Evliyânın büyüklerinden. İsmi, Zeynelâbidîn bin Abdurraûf’dur. Doğum târihi ve yeri bilinmemektedir. 1613 (H.1022) senesi Zilka’de ayının dördüncü günü Mısır’da vefât etti. Câmi-ül-Ezher’de, büyük bir kalabalık tarafından cenâze namazı kılındı. Velî bir zât olan Şeyh Ahmed Zâhid ile Şeyh Midyen Eşmûnî’nin kabirleri arasına defnedildi.

İbn-i Münâvî, Câmi’-us-Sagîr adlı eseri açıklayan büyük âlim Münâvî’nin oğludur. O da babası gibi âlimdi. Çok ibâdet ederdi. Dünyâya düşkün olmadığı gibi, haramlardan kaçmakta herkesten öndeydi. Babasının derslerinde yetişti. Daha yedi yaşında Kur’ân-ı kerîmi ezberledi. On yaşında birçok kitabı okuyup ezberlemişti. Okuduğu kitaplardan bâzıları şunlardır: İbn-i Arslan’ın Zebid’ini, nahiv ilmine dâir Tuhfet-ül-Verdiyye, Sa’düddîn Teftâzânî’nin Kitâb-ül-İrşâd’ı ve başkaları. Ezberlediği kitapları zamânının büyük âlimlerinden Şemsüddîn Muhammed Remlî’ye, onun vefâtından sonra da Hatîb Şihâbüddîn Ahmed Şerbînî ve Şeyh Harrâz Gamrî’ye tekrar okuyup dinletti. Arabî ilimleri Şeyh Abdülkerîm Bulâkî’den, usûl ilmini Şemsüddîn Muhammed Me’mûnî, Altıparmak ve Mısır kâdısı Arapzâde’den, tefsîr, hadîs, neseb, hesab, hendese ve başka ilimleri de büyük âlim Ali bin Gânim Makdisî’den öğrendi. Ayrıca hadîs-i şerîf ilmini Hâfız Ebü’n-Necâ Sâlim Senhûrî ile Hâfız Şihâbüddîn Ahmed Metbûlî ve Mâlikî mezhebi âlimlerinden Kâdı Bedreddîn Karâfî’den tahsîl etti. Bütün hocaları kendilerinden rivâyette bulunmaya onu selâhiyetli kılıp icâzet, diploma verdiler. İbn-i Münâvî daha sonra tasavvuf yoluna girdi. Halvetiyye yolunun büyüklerinden oldu. Halvetiyye yolundaki icâzeti Şeyh Sâlih Muhammed Türkî Halvetî, Şeyh Ahmed Acemî, Şeyh Abdullah Rûmî, Şeyh Muhammed Yünânî, Şeyh Muharrem Rûmî ve başkalarından aldı.

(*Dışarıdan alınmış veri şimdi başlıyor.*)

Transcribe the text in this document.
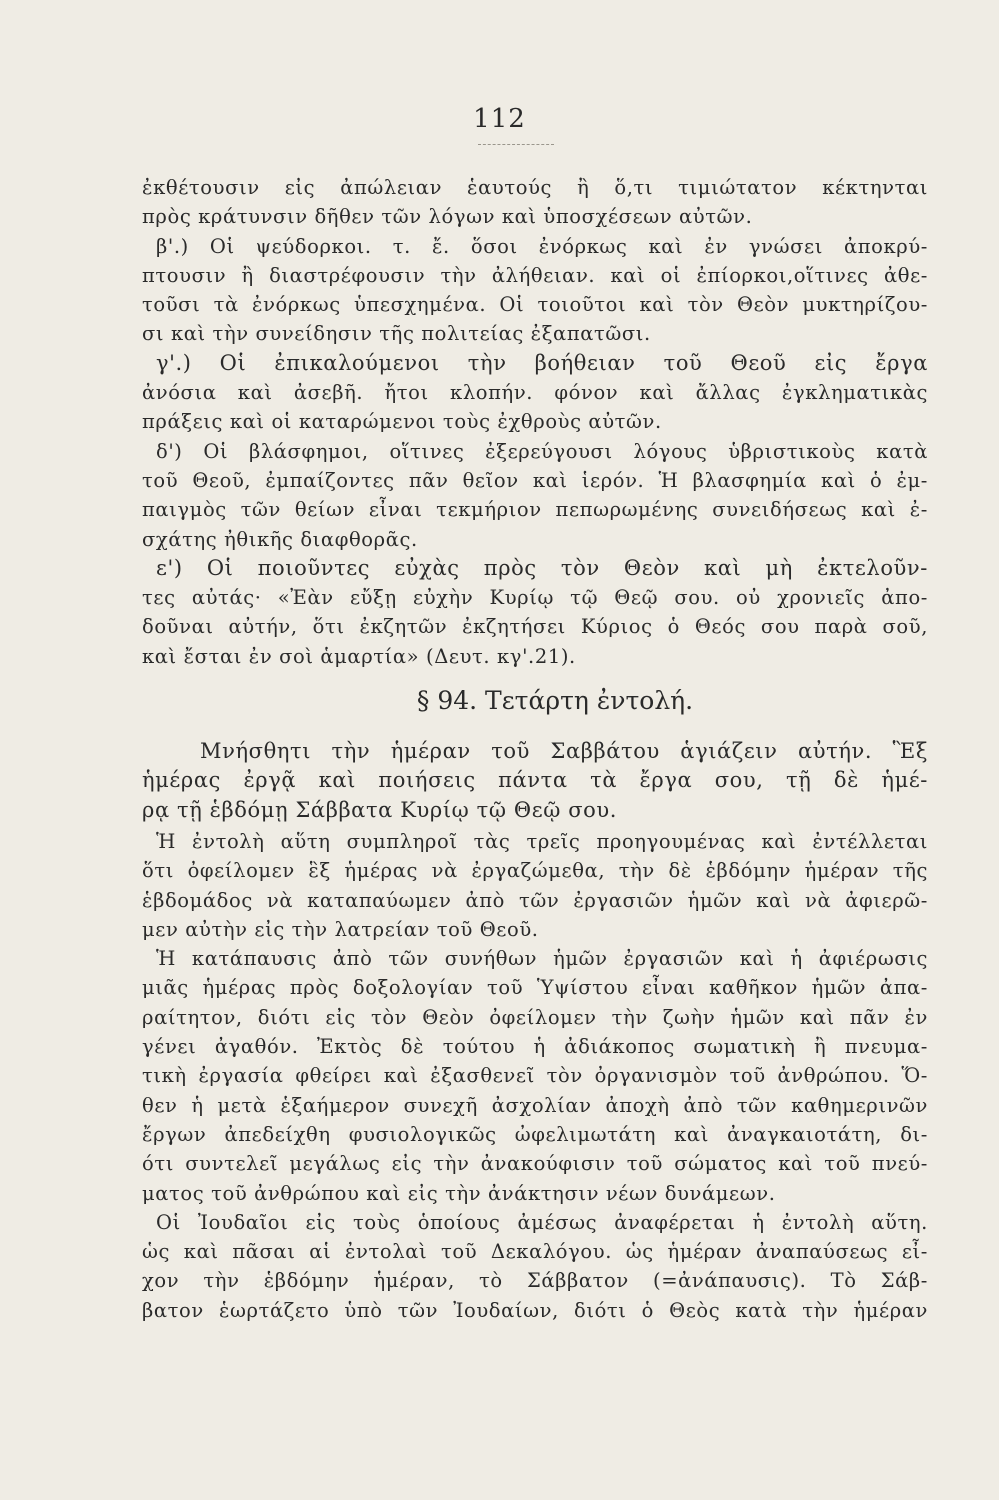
112
ἐκθέτουσιν εἰς ἀπώλειαν ἑαυτούς ἢ ὅ,τι τιμιώτατον κέκτηνται
πρὸς κράτυνσιν δῆθεν τῶν λόγων καὶ ὑποσχέσεων αὐτῶν.
β'.) Οἱ ψεύδορκοι. τ. ἔ. ὅσοι ἐνόρκως καὶ ἐν γνώσει ἀποκρύ-
πτουσιν ἢ διαστρέφουσιν τὴν ἀλήθειαν. καὶ οἱ ἐπίορκοι,οἵτινες ἀθε-
τοῦσι τὰ ἐνόρκως ὑπεσχημένα. Οἱ τοιοῦτοι καὶ τὸν Θεὸν μυκτηρίζου-
σι καὶ τὴν συνείδησιν τῆς πολιτείας ἐξαπατῶσι.
γ'.) Οἱ ἐπικαλούμενοι τὴν βοήθειαν τοῦ Θεοῦ εἰς ἔργα
ἀνόσια καὶ ἀσεβῆ. ἤτοι κλοπήν. φόνον καὶ ἄλλας ἐγκληματικὰς
πράξεις καὶ οἱ καταρώμενοι τοὺς ἐχθροὺς αὐτῶν.
δ') Οἱ βλάσφημοι, οἵτινες ἐξερεύγουσι λόγους ὑβριστικοὺς κατὰ
τοῦ Θεοῦ, ἐμπαίζοντες πᾶν θεῖον καὶ ἱερόν. Ἡ βλασφημία καὶ ὁ ἐμ-
παιγμὸς τῶν θείων εἶναι τεκμήριον πεπωρωμένης συνειδήσεως καὶ ἐ-
σχάτης ἠθικῆς διαφθορᾶς.
ε') Οἱ ποιοῦντες εὐχὰς πρὸς τὸν Θεὸν καὶ μὴ ἐκτελοῦν-
τες αὐτάς· «Ἐὰν εὔξῃ εὐχὴν Κυρίῳ τῷ Θεῷ σου. οὐ χρονιεῖς ἀπο-
δοῦναι αὐτήν, ὅτι ἐκζητῶν ἐκζητήσει Κύριος ὁ Θεός σου παρὰ σοῦ,
καὶ ἔσται ἐν σοὶ ἁμαρτία» (Δευτ. κγ'.21).
§ 94. Τετάρτη ἐντολή.
Μνήσθητι τὴν ἡμέραν τοῦ Σαββάτου ἁγιάζειν αὐτήν. Ἓξ
ἡμέρας ἐργᾷ καὶ ποιήσεις πάντα τὰ ἔργα σου, τῇ δὲ ἡμέ-
ρᾳ τῇ ἑβδόμῃ Σάββατα Κυρίῳ τῷ Θεῷ σου.
Ἡ ἐντολὴ αὕτη συμπληροῖ τὰς τρεῖς προηγουμένας καὶ ἐντέλλεται
ὅτι ὀφείλομεν ἓξ ἡμέρας νὰ ἐργαζώμεθα, τὴν δὲ ἑβδόμην ἡμέραν τῆς
ἑβδομάδος νὰ καταπαύωμεν ἀπὸ τῶν ἐργασιῶν ἡμῶν καὶ νὰ ἀφιερῶ-
μεν αὐτὴν εἰς τὴν λατρείαν τοῦ Θεοῦ.
Ἡ κατάπαυσις ἀπὸ τῶν συνήθων ἡμῶν ἐργασιῶν καὶ ἡ ἀφιέρωσις
μιᾶς ἡμέρας πρὸς δοξολογίαν τοῦ Ὑψίστου εἶναι καθῆκον ἡμῶν ἀπα-
ραίτητον, διότι εἰς τὸν Θεὸν ὀφείλομεν τὴν ζωὴν ἡμῶν καὶ πᾶν ἐν
γένει ἀγαθόν. Ἐκτὸς δὲ τούτου ἡ ἀδιάκοπος σωματικὴ ἢ πνευμα-
τικὴ ἐργασία φθείρει καὶ ἐξασθενεῖ τὸν ὀργανισμὸν τοῦ ἀνθρώπου. Ὅ-
θεν ἡ μετὰ ἑξαήμερον συνεχῆ ἀσχολίαν ἀποχὴ ἀπὸ τῶν καθημερινῶν
ἔργων ἀπεδείχθη φυσιολογικῶς ὠφελιμωτάτη καὶ ἀναγκαιοτάτη, δι-
ότι συντελεῖ μεγάλως εἰς τὴν ἀνακούφισιν τοῦ σώματος καὶ τοῦ πνεύ-
ματος τοῦ ἀνθρώπου καὶ εἰς τὴν ἀνάκτησιν νέων δυνάμεων.
Οἱ Ἰουδαῖοι εἰς τοὺς ὁποίους ἀμέσως ἀναφέρεται ἡ ἐντολὴ αὕτη.
ὡς καὶ πᾶσαι αἱ ἐντολαὶ τοῦ Δεκαλόγου. ὡς ἡμέραν ἀναπαύσεως εἶ-
χον τὴν ἑβδόμην ἡμέραν, τὸ Σάββατον (=ἀνάπαυσις). Τὸ Σάβ-
βατον ἑωρτάζετο ὑπὸ τῶν Ἰουδαίων, διότι ὁ Θεὸς κατὰ τὴν ἡμέραν
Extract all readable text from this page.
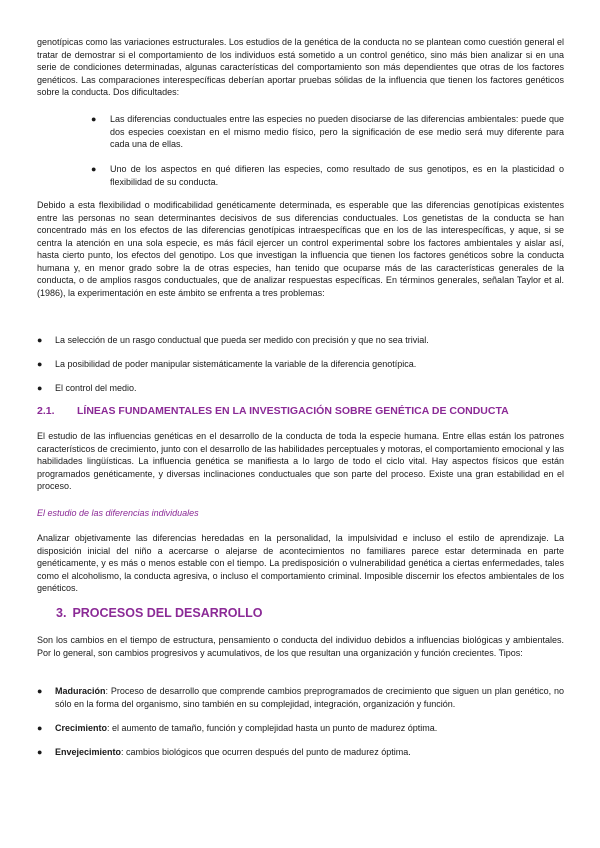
genotípicas como las variaciones estructurales. Los estudios de la genética de la conducta no se plantean como cuestión general el tratar de demostrar si el comportamiento de los individuos está sometido a un control genético, sino más bien analizar si en una serie de condiciones determinadas, algunas características del comportamiento son más dependientes que otras de los factores genéticos. Las comparaciones interespecíficas deberían aportar pruebas sólidas de la influencia que tienen los factores genéticos sobre la conducta. Dos dificultades:

● Las diferencias conductuales entre las especies no pueden disociarse de las diferencias ambientales: puede que dos especies coexistan en el mismo medio físico, pero la significación de ese medio será muy diferente para cada una de ellas.
● Uno de los aspectos en qué difieren las especies, como resultado de sus genotipos, es en la plasticidad o flexibilidad de su conducta.

Debido a esta flexibilidad o modificabilidad genéticamente determinada, es esperable que las diferencias genotípicas existentes entre las personas no sean determinantes decisivos de sus diferencias conductuales. Los genetistas de la conducta se han concentrado más en los efectos de las diferencias genotípicas intraespecíficas que en los de las interespecíficas, y aque, si se centra la atención en una sola especie, es más fácil ejercer un control experimental sobre los factores ambientales y aislar así, hasta cierto punto, los efectos del genotipo. Los que investigan la influencia que tienen los factores genéticos sobre la conducta humana y, en menor grado sobre la de otras especies, han tenido que ocuparse más de las características generales de la conducta, o de amplios rasgos conductuales, que de analizar respuestas específicas. En términos generales, señalan Taylor et al. (1986), la experimentación en este ámbito se enfrenta a tres problemas:

● La selección de un rasgo conductual que pueda ser medido con precisión y que no sea trivial.
● La posibilidad de poder manipular sistemáticamente la variable de la diferencia genotípica.
● El control del medio.
2.1. LÍNEAS FUNDAMENTALES EN LA INVESTIGACIÓN SOBRE GENÉTICA DE CONDUCTA

El estudio de las influencias genéticas en el desarrollo de la conducta de toda la especie humana. Entre ellas están los patrones característicos de crecimiento, junto con el desarrollo de las habilidades perceptuales y motoras, el comportamiento emocional y las habilidades lingüísticas. La influencia genética se manifiesta a lo largo de todo el ciclo vital. Hay aspectos físicos que están programados genéticamente, y diversas inclinaciones conductuales que son parte del proceso. Existe una gran estabilidad en el proceso.

El estudio de las diferencias individuales

Analizar objetivamente las diferencias heredadas en la personalidad, la impulsividad e incluso el estilo de aprendizaje. La disposición inicial del niño a acercarse o alejarse de acontecimientos no familiares parece estar determinada en parte genéticamente, y es más o menos estable con el tiempo. La predisposición o vulnerabilidad genética a ciertas enfermedades, tales como el alcoholismo, la conducta agresiva, o incluso el comportamiento criminal. Imposible discernir los efectos ambientales de los genéticos.

3. PROCESOS DEL DESARROLLO

Son los cambios en el tiempo de estructura, pensamiento o conducta del individuo debidos a influencias biológicas y ambientales. Por lo general, son cambios progresivos y acumulativos, de los que resultan una organización y función crecientes. Tipos:

● Maduración: Proceso de desarrollo que comprende cambios preprogramados de crecimiento que siguen un plan genético, no sólo en la forma del organismo, sino también en su complejidad, integración, organización y función.
● Crecimiento: el aumento de tamaño, función y complejidad hasta un punto de madurez óptima.
● Envejecimiento: cambios biológicos que ocurren después del punto de madurez óptima.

İbn-i Münâvî, zamanlarını ibâdet ve tefekkürle geçirirdi. Yanına gelenler, onu namaz kılarken veyâ zikrederken bulurlardı. Onu başka bir hâlde gören olmadı. Gecenin tamâmını ihyâ eder, ibâdetle geçirirdi. Yumuşak huylu ve çok merhametli idi. Küçük büyük, çok kimse kendisinden istifâde etti. İbâdet esnâsında Resûlullah efendimizin mübârek cemâlini gördü.

Daha bülûğa ermeden önce, babası onu bir iş için bir yere gönderdi. Yolda İbn-i Uzmâ ile karşılaştı. İbn-i Uzmâ’yı tanımazdı. İbn-i Uzmâ ona; “Ey Zeynelâbidîn” diye seslendi. Bunun üzerine yanına gitti. İbn-i Uzmâ onun ağzına bir buğday tânesi koydu. Sonra da; “Şimdi git, biz seni mahrûm etmedik!” buyurup duâ etti.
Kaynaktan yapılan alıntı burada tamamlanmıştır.